You are viewing a plain text version of this content. The canonical link for it is here.
Posted to issues@kudu.apache.org by "Grant Henke (JIRA)" <ji...@apache.org> on 2018/05/24 21:35:00 UTC

[jira] [Created] (KUDU-2454) Avro Import/Export does not round trip

Grant Henke created KUDU-2454:
---------------------------------

             Summary: Avro Import/Export does not round trip
                 Key: KUDU-2454
                 URL: https://issues.apache.org/jira/browse/KUDU-2454
             Project: Kudu
          Issue Type: Bug
            Reporter: Grant Henke


When exporting to Avro columns with type Byte or Short are treated as Integers because Avro doesn't have a Byte or Short type. When re-importing the data, the job fails because the column types do not match.

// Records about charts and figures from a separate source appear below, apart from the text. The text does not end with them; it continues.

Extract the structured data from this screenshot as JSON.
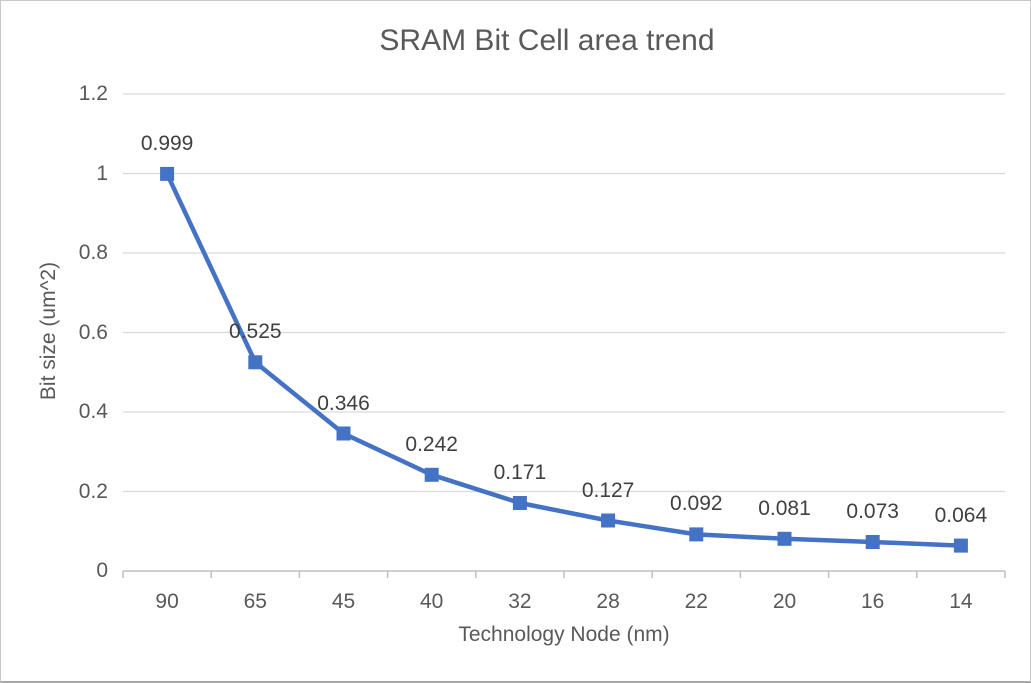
{
  "chart_data": {
    "type": "line",
    "title": "SRAM Bit Cell area trend",
    "xlabel": "Technology Node (nm)",
    "ylabel": "Bit size (um^2)",
    "categories": [
      "90",
      "65",
      "45",
      "40",
      "32",
      "28",
      "22",
      "20",
      "16",
      "14"
    ],
    "values": [
      0.999,
      0.525,
      0.346,
      0.242,
      0.171,
      0.127,
      0.092,
      0.081,
      0.073,
      0.064
    ],
    "data_labels": [
      "0.999",
      "0.525",
      "0.346",
      "0.242",
      "0.171",
      "0.127",
      "0.092",
      "0.081",
      "0.073",
      "0.064"
    ],
    "ytick_values": [
      0,
      0.2,
      0.4,
      0.6,
      0.8,
      1,
      1.2
    ],
    "ytick_labels": [
      "0",
      "0.2",
      "0.4",
      "0.6",
      "0.8",
      "1",
      "1.2"
    ],
    "ylim": [
      0,
      1.2
    ],
    "grid": true,
    "legend": false,
    "marker_shape": "square",
    "colors": {
      "line": "#4472C4",
      "marker": "#4472C4",
      "grid": "#D9D9D9",
      "axis": "#BFBFBF",
      "axis_text": "#595959",
      "data_label_text": "#404040",
      "title_text": "#595959"
    }
  }
}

Ideally spark-avro would solve this by safely casting the values back to the smaller type. Guava has utilities to make this straightforward. (ex. Shorts.checkedCast(i)). We could send a pull request to spark-avro to fix this, or add some special handling to the Kudu side to handle the safe downconversion. 

Another type issue when exporting is that Decimal values are written as Strings instead of BigDecimal logical types. There are a few un-merged pull request to fix that here: 
 * [https://github.com/databricks/spark-avro/pull/276]
 * [https://github.com/databricks/spark-avro/pull/121]

Additionally Timestamp values are written as longs instead of Timestamp logical types (timestamp-micros). This is a data corruption issue because the long [value that is output|https://github.com/databricks/spark-avro/blob/0764d699015975acf87dc5210cca8a43db84196a/src/main/scala/com/databricks/spark/avro/AvroOutputWriter.scala#L103] is in milliseconds (Timestamp.getTime()) but the expected long value for a Kudu Timestamp column should be in microseconds.

Given all these issues, ImportExportFiles needs a lot more test coverage before we suggest it's use. Currently it only tests importing Strings form a CSV and does not test Avro or parquet support.



--
This message was sent by Atlassian JIRA
(v7.6.3#76005)